Coming nearly a year after the U.S. and its European allies intervened in the civil war between Serbia and Kosovo’s ethnic Albanians, the current crisis illustrates: the illusory nature of the Clinton administration’s goal of transforming Kosovo into a multiethnic democracy; the fact that the administration has naively allowed the U.S. to be manipulated by the KLA; and the fact that KLA is as much or more of a threat to Balkan stability than the regime of Serbian President Slobodan Milosevic.
NATO is poised to end Kosovo’s de facto partition by resettling ethnic Albanian refugees in the northern (Serb) sector of Kosovska Mitrovica. This is a short-sighted decision that would trigger the exodus of most of the province’s remaining Serbs, thereby undercutting Washington’s stated policy of creating a multiethnic, democratic Kosovo.

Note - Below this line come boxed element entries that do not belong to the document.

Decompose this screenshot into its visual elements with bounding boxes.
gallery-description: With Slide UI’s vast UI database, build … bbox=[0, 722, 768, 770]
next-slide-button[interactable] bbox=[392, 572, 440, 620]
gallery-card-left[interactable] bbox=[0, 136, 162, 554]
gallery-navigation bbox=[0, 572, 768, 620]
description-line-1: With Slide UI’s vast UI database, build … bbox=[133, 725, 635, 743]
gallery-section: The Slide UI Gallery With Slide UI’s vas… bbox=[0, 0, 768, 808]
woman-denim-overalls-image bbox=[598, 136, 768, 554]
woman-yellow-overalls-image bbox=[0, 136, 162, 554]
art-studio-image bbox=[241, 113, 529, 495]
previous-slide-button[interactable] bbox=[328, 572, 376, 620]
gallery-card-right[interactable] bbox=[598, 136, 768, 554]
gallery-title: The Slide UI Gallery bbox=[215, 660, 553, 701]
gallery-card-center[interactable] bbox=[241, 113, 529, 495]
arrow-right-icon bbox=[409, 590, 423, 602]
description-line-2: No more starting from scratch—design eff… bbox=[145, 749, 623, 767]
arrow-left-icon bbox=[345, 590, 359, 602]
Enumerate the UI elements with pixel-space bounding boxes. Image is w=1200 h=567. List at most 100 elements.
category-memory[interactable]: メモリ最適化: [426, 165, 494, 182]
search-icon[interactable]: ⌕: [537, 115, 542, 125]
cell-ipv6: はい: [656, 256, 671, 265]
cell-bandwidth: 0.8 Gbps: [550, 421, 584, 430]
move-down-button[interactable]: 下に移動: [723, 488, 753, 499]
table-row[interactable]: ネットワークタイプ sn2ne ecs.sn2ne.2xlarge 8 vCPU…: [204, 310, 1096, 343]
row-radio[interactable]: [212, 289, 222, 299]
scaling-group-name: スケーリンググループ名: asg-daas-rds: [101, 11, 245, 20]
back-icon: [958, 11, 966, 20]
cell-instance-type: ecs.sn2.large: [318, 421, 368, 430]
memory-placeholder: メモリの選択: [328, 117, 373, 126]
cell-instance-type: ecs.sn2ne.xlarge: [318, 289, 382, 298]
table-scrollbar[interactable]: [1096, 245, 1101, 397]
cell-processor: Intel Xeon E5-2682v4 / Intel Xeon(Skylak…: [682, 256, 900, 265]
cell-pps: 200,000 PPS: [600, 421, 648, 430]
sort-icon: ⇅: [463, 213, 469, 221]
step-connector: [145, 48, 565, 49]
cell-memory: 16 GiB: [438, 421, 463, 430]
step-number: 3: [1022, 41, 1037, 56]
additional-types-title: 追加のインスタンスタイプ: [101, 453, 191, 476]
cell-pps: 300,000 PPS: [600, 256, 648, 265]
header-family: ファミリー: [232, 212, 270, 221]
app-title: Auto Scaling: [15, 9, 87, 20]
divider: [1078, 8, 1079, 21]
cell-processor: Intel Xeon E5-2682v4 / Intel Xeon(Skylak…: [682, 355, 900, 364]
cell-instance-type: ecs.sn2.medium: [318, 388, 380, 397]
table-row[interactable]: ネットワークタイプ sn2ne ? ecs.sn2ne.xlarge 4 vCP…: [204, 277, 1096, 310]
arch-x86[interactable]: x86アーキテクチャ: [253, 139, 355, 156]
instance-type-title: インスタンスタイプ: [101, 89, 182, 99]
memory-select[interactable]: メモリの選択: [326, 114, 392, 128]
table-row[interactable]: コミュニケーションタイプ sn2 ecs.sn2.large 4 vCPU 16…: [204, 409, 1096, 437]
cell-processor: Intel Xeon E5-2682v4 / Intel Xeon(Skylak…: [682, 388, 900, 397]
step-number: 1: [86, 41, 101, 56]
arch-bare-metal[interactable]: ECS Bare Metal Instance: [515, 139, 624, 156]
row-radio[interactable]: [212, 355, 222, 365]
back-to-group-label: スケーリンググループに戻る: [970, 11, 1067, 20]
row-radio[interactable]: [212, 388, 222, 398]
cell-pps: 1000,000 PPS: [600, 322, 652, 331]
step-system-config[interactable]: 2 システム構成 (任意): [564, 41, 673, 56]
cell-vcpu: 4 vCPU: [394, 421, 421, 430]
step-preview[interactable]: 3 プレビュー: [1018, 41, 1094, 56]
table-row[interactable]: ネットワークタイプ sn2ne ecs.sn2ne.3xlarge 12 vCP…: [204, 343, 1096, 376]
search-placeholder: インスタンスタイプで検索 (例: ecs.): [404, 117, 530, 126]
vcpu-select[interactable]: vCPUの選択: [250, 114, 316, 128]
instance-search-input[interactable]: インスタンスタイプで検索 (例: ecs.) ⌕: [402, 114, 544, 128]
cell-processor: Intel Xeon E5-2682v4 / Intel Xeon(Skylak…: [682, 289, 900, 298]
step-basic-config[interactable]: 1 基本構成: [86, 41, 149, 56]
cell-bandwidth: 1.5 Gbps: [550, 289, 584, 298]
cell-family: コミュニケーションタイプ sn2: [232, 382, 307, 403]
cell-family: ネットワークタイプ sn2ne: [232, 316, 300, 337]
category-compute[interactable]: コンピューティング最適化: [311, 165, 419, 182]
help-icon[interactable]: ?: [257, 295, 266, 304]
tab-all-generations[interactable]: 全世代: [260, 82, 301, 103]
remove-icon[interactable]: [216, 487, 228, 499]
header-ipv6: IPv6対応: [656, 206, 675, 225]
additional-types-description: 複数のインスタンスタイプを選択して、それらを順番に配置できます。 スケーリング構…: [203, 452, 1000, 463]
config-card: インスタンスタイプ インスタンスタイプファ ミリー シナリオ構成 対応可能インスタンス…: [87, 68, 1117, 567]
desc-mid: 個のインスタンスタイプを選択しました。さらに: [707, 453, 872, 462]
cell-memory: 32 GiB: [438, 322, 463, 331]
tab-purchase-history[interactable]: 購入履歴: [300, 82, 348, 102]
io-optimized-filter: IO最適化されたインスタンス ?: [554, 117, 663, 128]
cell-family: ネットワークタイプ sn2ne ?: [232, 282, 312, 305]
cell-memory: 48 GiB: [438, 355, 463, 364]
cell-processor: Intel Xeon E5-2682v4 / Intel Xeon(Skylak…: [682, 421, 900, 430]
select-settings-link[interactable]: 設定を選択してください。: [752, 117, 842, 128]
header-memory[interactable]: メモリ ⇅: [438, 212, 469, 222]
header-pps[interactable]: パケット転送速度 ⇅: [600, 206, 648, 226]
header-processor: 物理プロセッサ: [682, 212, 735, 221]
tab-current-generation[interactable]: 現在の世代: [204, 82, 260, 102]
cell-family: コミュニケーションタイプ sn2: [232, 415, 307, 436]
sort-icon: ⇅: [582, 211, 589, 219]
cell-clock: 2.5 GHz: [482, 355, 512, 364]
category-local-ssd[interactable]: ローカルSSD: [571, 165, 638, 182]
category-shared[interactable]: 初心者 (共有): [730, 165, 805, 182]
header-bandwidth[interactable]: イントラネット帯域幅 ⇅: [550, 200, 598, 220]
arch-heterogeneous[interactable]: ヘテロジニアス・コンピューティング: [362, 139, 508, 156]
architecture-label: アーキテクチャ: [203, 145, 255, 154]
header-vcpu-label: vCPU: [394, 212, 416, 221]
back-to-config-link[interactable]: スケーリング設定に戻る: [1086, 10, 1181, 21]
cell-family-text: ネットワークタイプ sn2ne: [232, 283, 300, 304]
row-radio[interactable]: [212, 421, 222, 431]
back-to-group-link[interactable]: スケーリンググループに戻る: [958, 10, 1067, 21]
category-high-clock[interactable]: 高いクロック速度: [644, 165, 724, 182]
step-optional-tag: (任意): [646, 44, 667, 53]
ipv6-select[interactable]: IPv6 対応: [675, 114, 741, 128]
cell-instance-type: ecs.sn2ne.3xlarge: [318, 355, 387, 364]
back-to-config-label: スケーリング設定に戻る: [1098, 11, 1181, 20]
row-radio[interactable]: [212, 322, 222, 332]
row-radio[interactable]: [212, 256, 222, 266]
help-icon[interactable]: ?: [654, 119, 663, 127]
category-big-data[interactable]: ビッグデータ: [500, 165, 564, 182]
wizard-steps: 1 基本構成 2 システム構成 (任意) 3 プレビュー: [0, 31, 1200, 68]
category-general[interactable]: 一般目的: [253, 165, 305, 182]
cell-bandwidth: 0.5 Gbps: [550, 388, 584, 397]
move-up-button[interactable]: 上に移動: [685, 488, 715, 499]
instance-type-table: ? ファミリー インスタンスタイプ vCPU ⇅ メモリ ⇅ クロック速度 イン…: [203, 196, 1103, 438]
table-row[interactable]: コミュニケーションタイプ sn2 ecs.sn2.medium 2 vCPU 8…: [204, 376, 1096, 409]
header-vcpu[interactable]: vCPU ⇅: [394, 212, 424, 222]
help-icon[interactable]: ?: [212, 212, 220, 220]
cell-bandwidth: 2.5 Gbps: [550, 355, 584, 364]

If NATO goes ahead with this policy, it will again become the unwitting tool of the KLA, which never has wavered in its determination to ethnically cleanse Kosovo of its Serb (and other minority) populations.
The continuing ethnic violence in Kosovo underscores the fact that there never has been even a remote possibility that Serbs and ethnic Albanians can live together in a society shaped by the values of democracy, diversity and tolerance. In Kosovo as elsewhere in the Balkans, ethnic fragmentation, competition for power and the intermingling of populations (which creates real, not imagined, insecurity) are a combustible mix. Invariably, Balkan conflicts are “zero-sum” struggles in which rival ethnic groups can be secure only by attaining physical control over the territory in dispute.
The Clinton administration didn’t have to immerse itself in Balkan history to know that ethnic exclusivity, not multiethnicity, is the only basis on which enduring peace can be constructed in that region. The outcome of the conflicts in Bosnia and between Serbia and Croatia proved this. Of all the ethnic rivalries in the Balkans, Kosovo is the least tractable because it is impossible to reconcile the Serbs’ historical and cultural claims to the province with the ethnic Albanians’ claim to self-determination.
The administration blundered into war in Kosovo through ignorance and the KLA’s skillful manipulation. As the PBS “Frontline” series reported, the KLA had a simple strategy. Knowing it could not defeat the Serbs without NATO’s military assistance, the KLA waged a nasty insurgent campaign to provoke brutal Serb reprisals that would outrage Americans and spur Western intervention. In early 1999, U.S. intelligence officials told the administration what the KLA was up to. The administration ignored these warnings and placed all the blame for the Kosovo situation on Belgrade.
As European officials pointed out last week, it is the KLA that is the most dangerous mischief-maker in Kosovo today. The KLA is not democratic. It wants an ethnically exclusive Kosovo, and it wants an independent Kosovo as a springboard to a Greater Albania, made up of Albania, Kosovo and parts of Macedonia and Serbia. The KLA’s ambitions threaten to reignite conflict in the Balkans.
A U.N. official recently said the “central problem” in Kosovo is NATO’s refusal “to read the riot act to the KLA” for fear it will enrage the province’s ethnic Albanian political leadership.
The administration is appeasing the KLA because it worries–as it should–that the KLA will turn its guns on NATO peacekeepers.
As a senior French official said, Kosovo is a quagmire that defies solution. Even some administration policymakers now see that NATO is in a lose-lose position. That it would come to this was easily foreseeable a year ago.
The questions now for the U.S. are whether it is prepared to support an open-ended military commitment that could last half a century and whether it is willing to continue to allow itself to be used as a pawn by the KLA. Perhaps the time has come to tell the European Union that the Balkan situation is Europe’s problem to solve, not the United States’.